Under Step 2, enter a tally of all “reimbursements received from your employer (or third party) for expenses shown in Step 1 that weren’t reported to you in box 1 of your W-2.” If your employer didn’t reimburse you for any items listed in Step 1, skip this section.

Step 3: Figure Expenses to Deduct

Now, it’s time to calculate your actual deduction. Follow the instructions on each line to calculate your exact deductible amount. While you won’t be able to deduct the entire total of your expensable items, it’s better than nothing.

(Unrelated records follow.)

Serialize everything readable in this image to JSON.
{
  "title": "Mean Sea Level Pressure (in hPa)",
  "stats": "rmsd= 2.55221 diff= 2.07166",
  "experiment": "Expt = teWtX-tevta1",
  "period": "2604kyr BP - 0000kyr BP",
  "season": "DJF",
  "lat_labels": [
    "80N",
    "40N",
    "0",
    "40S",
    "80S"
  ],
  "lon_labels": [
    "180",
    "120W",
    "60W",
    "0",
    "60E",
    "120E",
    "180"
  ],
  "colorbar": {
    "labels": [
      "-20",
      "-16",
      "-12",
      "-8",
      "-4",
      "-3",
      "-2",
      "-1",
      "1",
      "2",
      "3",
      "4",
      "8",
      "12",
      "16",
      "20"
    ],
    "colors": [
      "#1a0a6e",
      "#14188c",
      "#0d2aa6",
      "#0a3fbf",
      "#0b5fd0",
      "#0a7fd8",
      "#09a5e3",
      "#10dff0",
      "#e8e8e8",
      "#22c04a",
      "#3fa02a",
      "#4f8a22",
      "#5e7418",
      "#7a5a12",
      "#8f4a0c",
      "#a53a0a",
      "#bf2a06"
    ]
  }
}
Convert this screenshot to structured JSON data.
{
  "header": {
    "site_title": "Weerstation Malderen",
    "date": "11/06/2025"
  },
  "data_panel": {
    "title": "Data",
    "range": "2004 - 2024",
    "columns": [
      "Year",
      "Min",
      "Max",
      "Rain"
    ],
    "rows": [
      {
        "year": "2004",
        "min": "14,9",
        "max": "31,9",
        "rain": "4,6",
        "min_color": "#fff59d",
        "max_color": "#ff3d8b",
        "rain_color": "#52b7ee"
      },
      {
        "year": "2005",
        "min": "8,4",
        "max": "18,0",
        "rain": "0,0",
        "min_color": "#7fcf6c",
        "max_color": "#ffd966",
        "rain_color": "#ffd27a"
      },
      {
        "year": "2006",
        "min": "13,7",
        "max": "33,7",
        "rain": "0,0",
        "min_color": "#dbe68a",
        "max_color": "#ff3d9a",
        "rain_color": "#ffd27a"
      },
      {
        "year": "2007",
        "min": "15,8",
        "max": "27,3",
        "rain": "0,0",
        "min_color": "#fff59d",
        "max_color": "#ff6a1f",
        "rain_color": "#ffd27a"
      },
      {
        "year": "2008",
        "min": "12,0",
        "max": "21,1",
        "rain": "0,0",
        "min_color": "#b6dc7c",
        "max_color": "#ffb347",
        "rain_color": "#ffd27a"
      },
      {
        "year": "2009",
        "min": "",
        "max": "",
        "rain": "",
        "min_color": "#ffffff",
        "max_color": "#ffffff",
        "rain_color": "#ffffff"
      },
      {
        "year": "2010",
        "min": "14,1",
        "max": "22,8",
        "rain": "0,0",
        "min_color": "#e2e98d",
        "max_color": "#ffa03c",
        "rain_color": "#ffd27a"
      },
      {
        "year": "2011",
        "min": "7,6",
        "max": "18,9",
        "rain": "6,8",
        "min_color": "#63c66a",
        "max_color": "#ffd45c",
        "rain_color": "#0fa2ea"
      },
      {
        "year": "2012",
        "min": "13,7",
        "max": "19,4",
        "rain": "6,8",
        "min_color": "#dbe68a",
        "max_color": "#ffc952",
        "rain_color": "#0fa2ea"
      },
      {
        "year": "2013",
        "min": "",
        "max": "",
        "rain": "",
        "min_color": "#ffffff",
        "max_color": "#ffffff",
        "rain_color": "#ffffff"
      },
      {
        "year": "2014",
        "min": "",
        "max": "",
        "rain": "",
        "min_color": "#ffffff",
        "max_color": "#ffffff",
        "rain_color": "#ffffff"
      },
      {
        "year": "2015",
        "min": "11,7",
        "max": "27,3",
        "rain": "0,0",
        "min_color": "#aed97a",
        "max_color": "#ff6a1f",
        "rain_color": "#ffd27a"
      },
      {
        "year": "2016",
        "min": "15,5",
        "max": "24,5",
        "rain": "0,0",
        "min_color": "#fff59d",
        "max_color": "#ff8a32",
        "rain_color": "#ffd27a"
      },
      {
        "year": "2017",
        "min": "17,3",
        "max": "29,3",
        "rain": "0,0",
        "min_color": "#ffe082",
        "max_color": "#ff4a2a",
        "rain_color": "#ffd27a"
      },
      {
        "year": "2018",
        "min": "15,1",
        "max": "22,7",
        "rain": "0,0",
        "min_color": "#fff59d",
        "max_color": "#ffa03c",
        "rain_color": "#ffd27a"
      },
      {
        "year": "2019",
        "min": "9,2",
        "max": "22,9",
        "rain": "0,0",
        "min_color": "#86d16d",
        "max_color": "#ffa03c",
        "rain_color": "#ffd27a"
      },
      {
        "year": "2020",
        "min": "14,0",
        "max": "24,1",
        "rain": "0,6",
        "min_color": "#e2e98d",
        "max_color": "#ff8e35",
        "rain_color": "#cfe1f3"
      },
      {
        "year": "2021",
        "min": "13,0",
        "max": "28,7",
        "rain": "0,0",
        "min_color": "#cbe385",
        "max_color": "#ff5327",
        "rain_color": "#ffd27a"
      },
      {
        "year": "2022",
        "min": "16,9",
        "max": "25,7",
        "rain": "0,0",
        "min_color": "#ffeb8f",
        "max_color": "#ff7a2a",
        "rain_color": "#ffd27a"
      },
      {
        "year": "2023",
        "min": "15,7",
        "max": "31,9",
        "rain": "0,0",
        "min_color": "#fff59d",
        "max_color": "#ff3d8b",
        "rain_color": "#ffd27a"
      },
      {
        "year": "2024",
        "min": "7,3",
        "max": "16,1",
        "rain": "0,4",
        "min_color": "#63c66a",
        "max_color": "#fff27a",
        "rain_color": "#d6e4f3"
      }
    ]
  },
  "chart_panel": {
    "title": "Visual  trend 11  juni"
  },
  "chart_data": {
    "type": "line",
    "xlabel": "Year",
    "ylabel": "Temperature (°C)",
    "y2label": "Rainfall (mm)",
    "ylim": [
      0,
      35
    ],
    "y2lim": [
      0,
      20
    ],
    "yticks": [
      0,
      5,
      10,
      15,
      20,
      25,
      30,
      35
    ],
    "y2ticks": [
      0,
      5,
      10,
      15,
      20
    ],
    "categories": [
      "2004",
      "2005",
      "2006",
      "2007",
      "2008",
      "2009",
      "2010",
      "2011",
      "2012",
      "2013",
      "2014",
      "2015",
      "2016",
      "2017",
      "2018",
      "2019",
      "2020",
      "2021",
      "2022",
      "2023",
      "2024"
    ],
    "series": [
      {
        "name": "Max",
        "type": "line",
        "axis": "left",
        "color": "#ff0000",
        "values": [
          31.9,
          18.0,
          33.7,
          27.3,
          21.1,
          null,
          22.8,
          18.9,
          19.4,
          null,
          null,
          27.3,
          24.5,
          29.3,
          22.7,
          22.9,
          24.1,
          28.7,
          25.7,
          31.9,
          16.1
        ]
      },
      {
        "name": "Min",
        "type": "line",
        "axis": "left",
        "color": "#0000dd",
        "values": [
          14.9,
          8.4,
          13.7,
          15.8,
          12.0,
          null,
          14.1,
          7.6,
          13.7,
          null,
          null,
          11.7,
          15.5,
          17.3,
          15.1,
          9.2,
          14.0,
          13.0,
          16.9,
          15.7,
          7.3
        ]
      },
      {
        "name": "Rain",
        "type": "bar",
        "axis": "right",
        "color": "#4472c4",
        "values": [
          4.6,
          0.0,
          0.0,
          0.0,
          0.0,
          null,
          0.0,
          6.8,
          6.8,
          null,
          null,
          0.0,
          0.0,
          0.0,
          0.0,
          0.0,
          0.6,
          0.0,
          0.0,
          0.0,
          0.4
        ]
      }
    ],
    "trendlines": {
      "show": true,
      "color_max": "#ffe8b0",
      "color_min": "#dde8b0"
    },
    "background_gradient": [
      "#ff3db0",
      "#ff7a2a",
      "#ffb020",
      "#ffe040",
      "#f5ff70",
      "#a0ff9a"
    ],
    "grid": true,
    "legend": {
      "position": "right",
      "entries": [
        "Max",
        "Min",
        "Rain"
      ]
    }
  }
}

How to File Form 2106 Electronically?

Since IRS Form 2106 can be attached to your tax return, submitting it electronically is easy. The IRS offers numerous ways to e-file your tax return for free online. However, you want Form 2106 to be as accurate as possible to not put yourself at risk of litigation. It’s recommended you contact a tax professional for further assistance.

Where to Mail Form 2106?

If you’re mailing Form 2106 along with your tax return, the address will depend on the state you reside in. Use the Where to File Addresses for Taxpayers and Tax Professionals Filing Form 1040 or Form 1040-SR site provided by the IRS.

Have You Incorrectly Completed IRS Form 2106?

If you’ve concluded that you may have made an error on your Form 2106, you may be at risk for fines and/or litigation by the IRS. Contact a tax services professional for tax relief help. They’ll work with you to identify any errors that have been made and create a relief plan if needed. Additionally, they’ll act as an intermediary between you and the IRS to iron out any issues as soon as possible.

Completing your IRS Form 2106 may be a pain, but it isn’t impossible. Remember to take each step line by line, double-check all of your totals, provide evidence for each, and get professional help when needed.